Leader of the Progressive Canadian Party
- In office November 30, 2016 – November 30, 2019
- Preceded by: Sinclair Stevens
- Succeeded by: Position abolished

Member of the Canadian Parliament for Niagara Falls
- In office October 30, 1972 – July 8, 1974
- Preceded by: Joe Greene
- Succeeded by: Roger Young

Personal details
- Born: Joseph Fred Hueglin February 7, 1937 Stratford, Ontario, Canada
- Died: July 5, 2022 (aged 85) Burlington, Ontario, Canada
- Party: Progressive Canadian (2003–2019)
- Other political affiliations: Progressive Conservative (1972–2003)
- Profession: Teacher

= Joe Hueglin =

Canadian politician (1937–2022)

Joseph Fred Hueglin (February 7, 1937 – July 5, 2022) was a Canadian politician who was a member of Parliament and a founder of the Progressive Canadian Party.

Born in Stratford, Ontario, Hueglin was elected to Parliament in 1972 in the riding of Niagara Falls as a member of the Progressive Conservative Party of Canada (PC). In 1974 Hueglin was defeated by the Liberal candidate.

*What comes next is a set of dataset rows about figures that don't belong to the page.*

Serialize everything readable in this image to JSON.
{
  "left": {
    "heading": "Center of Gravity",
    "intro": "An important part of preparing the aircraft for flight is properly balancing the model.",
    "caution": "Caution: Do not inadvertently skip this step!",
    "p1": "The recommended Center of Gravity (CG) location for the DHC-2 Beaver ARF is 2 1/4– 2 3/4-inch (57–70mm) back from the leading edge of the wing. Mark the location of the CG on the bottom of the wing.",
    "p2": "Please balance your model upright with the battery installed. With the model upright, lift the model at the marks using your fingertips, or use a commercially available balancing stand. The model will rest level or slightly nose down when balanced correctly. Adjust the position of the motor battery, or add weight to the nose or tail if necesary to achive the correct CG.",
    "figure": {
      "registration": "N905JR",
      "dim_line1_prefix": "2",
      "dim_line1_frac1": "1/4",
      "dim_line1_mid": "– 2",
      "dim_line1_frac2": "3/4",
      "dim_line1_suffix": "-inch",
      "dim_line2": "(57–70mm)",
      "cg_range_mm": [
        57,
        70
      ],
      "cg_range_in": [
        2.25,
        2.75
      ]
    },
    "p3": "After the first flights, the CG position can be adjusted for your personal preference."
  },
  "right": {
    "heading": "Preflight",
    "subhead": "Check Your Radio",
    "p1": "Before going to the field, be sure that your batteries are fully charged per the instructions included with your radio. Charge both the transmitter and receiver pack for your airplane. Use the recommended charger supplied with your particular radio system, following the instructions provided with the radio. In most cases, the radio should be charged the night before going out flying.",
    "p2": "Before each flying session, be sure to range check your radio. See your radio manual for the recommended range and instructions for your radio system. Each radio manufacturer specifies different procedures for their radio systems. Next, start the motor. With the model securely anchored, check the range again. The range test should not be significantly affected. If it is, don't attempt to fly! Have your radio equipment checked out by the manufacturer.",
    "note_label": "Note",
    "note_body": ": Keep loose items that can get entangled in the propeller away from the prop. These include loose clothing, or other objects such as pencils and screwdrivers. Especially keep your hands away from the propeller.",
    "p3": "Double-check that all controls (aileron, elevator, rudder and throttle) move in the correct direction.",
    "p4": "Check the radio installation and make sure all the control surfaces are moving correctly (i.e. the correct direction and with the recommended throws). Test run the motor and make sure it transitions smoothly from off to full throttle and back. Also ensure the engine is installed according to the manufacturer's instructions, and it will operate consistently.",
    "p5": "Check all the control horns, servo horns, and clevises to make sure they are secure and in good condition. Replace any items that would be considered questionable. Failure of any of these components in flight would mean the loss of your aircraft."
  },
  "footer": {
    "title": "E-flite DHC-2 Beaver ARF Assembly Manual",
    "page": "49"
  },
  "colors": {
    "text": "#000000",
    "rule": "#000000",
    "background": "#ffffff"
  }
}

Within the Progressive Conservative Party, Hueglin was, along with David Orchard, among the most vocal opponents of the 2003 merger of Canada's two prominent right-wing parties, the Progressive Conservatives and the Canadian Alliance, into the Conservative Party of Canada. He expressed discomfort over the way the merger took place - which involved PC leader Peter MacKay breaking an anti-merger promise he had made while campaigning to be the party leader. Hueglin also expressed discomfort over the "neoconservative" aspects of Alliance policy, which he feared might dominate the policies of the new party.

In 2004, Hueglin became a lead organizer for the Progressive Canadian Party, which he described as a centrist party.